Anyways subterranean lein is there. But one of the issues with Medicaid doing this is the lein does not have a exact $ amount when lein is placed. It’s a lien of Medicaids interest. For most states, neither the recipient nor their DPOA get an actual Medicaid tally of costs each month. Medicaid doesn’t seem to do what CMS Medicare does in that they mail out statements of services done & vendors paid. My mom got a forest of CMS MediCARE statements. But from Medicaid, nothing. Really unless business office of the NH gives you a summary of what Medicaid paid them (the NH), your not going to know the amount, The Nh isn’t required to share that info with you as it’s not a summary of anything your elder paid either. Sigh.

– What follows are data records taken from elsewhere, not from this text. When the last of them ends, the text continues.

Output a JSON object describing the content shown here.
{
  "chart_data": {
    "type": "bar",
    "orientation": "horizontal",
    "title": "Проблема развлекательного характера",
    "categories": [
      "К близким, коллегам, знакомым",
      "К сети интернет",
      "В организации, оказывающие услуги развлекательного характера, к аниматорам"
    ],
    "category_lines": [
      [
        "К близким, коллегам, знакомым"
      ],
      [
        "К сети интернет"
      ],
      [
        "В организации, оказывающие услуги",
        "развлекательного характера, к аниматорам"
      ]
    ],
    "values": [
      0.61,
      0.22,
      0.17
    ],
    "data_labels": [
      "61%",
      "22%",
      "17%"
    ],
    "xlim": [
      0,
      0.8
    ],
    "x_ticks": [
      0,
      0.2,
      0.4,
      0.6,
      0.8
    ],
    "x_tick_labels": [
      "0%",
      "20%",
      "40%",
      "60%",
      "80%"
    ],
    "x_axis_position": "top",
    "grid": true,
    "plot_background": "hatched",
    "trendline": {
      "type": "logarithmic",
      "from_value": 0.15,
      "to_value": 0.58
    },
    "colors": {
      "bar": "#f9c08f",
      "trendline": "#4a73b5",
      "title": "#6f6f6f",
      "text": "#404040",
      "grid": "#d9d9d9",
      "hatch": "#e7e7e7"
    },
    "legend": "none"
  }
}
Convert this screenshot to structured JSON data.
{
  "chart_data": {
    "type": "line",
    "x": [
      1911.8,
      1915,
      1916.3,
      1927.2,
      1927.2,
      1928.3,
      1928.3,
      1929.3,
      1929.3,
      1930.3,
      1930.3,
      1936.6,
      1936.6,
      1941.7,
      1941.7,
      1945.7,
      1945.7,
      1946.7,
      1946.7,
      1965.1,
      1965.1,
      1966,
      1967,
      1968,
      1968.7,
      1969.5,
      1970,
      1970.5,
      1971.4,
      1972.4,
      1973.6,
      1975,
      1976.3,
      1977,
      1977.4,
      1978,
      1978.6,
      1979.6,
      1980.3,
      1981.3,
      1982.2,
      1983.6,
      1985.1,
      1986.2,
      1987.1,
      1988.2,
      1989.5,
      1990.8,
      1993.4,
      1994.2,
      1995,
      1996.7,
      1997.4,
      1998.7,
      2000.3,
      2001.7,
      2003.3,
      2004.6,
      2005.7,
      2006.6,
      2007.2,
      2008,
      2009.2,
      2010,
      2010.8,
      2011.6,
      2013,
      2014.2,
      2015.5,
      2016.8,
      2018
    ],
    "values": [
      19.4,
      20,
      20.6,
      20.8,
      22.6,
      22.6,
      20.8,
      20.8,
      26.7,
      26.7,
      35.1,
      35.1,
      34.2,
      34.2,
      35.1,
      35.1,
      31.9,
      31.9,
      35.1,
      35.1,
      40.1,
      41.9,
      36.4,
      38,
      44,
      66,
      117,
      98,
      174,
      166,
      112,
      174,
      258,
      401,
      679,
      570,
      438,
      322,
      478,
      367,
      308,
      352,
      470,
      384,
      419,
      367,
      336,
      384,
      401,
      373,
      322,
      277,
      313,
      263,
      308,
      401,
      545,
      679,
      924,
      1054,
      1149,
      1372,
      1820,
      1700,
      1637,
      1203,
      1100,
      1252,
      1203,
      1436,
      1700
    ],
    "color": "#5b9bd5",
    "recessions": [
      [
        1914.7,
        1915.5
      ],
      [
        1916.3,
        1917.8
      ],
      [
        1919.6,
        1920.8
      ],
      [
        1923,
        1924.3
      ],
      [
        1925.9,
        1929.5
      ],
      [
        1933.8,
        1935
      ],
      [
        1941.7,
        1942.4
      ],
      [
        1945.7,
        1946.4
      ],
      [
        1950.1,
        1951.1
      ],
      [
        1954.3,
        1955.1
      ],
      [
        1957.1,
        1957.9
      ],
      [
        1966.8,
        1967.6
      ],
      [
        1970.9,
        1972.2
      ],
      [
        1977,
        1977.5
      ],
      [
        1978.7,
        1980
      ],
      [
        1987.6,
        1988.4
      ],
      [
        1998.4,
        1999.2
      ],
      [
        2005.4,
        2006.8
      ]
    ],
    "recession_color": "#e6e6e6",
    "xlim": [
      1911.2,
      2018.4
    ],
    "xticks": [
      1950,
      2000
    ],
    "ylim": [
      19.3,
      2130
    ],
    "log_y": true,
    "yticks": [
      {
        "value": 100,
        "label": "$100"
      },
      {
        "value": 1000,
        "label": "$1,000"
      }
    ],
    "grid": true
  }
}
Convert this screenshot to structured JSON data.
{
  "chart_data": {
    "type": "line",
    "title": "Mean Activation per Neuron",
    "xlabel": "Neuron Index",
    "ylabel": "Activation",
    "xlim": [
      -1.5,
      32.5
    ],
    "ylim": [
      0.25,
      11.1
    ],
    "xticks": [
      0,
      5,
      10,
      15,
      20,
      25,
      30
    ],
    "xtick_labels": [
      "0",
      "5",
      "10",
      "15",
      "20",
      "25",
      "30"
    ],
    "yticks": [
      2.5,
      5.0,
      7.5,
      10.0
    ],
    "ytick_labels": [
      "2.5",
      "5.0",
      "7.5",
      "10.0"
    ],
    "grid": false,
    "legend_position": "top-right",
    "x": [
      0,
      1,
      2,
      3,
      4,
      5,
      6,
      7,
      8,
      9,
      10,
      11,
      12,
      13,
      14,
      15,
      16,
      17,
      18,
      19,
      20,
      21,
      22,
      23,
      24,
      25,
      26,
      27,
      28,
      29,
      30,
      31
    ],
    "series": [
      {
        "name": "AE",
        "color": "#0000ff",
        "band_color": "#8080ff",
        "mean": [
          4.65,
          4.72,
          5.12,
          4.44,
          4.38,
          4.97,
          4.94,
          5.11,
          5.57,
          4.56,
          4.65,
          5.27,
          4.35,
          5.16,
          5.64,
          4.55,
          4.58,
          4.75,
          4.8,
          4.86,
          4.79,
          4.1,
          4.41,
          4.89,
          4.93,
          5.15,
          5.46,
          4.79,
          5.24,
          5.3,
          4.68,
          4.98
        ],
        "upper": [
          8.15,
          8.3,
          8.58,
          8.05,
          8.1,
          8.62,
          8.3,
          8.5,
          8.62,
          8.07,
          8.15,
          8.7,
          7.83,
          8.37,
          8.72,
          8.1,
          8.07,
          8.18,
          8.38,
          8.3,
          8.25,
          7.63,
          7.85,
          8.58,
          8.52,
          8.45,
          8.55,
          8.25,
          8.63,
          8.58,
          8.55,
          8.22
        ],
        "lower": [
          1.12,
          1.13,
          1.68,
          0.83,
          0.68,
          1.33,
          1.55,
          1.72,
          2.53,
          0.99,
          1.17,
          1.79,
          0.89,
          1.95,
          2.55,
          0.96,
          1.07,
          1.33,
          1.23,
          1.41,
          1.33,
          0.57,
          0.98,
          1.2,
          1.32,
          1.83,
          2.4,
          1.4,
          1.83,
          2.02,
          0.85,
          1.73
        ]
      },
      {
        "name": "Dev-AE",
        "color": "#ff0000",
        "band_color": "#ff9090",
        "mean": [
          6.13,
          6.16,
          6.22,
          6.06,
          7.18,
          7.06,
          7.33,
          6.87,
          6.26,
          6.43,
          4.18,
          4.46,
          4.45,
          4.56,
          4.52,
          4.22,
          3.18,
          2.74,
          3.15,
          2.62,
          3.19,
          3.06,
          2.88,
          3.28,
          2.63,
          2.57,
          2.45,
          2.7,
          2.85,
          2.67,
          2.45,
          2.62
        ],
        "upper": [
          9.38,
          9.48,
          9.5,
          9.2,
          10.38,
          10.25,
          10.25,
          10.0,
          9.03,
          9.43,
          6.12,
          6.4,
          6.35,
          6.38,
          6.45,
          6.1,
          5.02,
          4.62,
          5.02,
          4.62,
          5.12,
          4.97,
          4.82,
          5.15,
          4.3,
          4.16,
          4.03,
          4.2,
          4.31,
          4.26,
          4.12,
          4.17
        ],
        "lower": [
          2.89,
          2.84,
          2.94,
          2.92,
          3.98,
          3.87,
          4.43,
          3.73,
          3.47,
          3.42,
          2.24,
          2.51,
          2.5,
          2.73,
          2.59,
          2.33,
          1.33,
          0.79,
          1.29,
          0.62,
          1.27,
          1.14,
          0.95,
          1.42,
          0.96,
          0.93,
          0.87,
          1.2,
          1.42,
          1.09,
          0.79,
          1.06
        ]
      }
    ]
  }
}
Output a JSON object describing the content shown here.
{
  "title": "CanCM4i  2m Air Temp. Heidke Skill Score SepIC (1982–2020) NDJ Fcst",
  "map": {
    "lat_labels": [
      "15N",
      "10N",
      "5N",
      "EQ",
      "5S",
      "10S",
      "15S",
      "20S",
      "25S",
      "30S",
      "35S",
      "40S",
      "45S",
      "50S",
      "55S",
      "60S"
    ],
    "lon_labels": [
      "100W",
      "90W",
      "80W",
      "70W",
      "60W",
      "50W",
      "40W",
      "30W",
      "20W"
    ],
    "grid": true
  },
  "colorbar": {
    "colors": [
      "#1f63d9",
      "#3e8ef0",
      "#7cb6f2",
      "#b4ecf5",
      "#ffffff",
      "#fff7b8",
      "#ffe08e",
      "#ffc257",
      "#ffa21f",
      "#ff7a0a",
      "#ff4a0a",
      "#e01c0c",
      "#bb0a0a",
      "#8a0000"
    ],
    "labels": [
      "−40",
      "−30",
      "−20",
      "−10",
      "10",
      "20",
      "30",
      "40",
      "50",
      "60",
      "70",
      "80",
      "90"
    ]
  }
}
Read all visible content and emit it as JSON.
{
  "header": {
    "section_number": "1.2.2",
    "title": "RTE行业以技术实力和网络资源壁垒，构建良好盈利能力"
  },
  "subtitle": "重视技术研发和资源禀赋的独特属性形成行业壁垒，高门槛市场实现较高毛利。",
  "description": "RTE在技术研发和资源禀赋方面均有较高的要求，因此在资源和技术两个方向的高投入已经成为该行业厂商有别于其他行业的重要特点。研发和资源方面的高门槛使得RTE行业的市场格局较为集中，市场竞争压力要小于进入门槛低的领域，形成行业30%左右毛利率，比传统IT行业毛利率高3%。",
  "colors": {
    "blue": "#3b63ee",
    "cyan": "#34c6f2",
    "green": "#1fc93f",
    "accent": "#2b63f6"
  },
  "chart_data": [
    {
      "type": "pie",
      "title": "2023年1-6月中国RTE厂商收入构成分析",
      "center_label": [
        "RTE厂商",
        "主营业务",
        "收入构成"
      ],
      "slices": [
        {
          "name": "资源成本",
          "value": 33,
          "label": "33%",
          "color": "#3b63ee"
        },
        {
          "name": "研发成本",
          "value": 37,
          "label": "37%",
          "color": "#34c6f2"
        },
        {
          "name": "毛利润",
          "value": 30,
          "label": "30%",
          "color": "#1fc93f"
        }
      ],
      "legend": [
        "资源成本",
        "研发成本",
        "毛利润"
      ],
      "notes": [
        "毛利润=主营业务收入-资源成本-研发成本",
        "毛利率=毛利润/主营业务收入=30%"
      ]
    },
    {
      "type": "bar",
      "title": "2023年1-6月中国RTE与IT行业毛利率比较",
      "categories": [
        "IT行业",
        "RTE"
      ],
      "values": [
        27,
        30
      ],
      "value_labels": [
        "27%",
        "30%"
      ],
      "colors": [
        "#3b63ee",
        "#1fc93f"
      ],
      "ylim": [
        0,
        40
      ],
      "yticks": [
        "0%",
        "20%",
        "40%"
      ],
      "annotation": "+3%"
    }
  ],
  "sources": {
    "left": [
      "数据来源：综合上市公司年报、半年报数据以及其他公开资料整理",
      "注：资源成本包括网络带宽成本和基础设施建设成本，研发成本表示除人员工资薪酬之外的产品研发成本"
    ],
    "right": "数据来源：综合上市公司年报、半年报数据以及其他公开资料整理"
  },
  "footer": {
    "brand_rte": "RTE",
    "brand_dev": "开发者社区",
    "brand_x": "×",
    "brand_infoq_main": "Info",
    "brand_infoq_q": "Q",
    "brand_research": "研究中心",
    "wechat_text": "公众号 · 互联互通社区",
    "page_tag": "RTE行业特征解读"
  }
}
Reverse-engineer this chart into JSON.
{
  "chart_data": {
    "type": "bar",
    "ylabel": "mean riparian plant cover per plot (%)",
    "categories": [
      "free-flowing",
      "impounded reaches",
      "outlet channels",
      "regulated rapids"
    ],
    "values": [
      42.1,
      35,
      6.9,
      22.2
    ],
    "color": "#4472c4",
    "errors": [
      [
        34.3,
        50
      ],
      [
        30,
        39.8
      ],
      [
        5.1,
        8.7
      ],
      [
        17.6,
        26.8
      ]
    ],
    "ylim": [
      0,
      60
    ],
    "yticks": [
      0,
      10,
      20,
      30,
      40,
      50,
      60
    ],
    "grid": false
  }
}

So actual amount a NH resident may owe Medicaid is a mystery & family is gobsmacked when they find theres a lien on house when they go to sell it or when they get - from Medicaid or their outside contractor for MERP - a post death NOI (notice of Intent) with a $ amount supposedly owed.
Then add into this #4 - what your states administrative code for Medicaid requires for assets changes for Medicaid recipients. The asset increase makes them ineligible for Medicaid but... some states allow the elder to keep the $ but all must go to private pay the facility for their care. Others seem to allow them keep the $ but ok to buy a preneed funeral policy and then everything else pays the NH. Some states require reinbursement to date of Medicaid costs and what they do with the rest of the $ Medicaid doesn’t care. But if they get impoverished again and apply for Medicaid again if there’s been any gifting, thats a problem for eligibility. Thats what I meant by “no gifting”.
On what happen if sale is less than lien, most of posts on AC for predeath, is that caseworker / Medicaid has to approve sale so a release can be done to transfer title. For post death, it’s in my experience, going to depend on probate laws & your judge as to how claims dealt with.
If OP needs mortgage, id try to get tentative ok by Medicaid for FMV or appraisal to take to lender. May need to go conventional (yeah, horrors). The investor who bought old ladies place, if I’m remembering right, did all cash time limited bid / proposal to Medicaid, which they approved.
If gran died intestate, that’s sticky, as it seems intestate deaths fall to the state to have control over. Grans heirs would need to have an atty file a Lineal Heirship action in probate court to show why it moves to them instead f the state. I don’t know if the state could sell a property before Lineal finalized.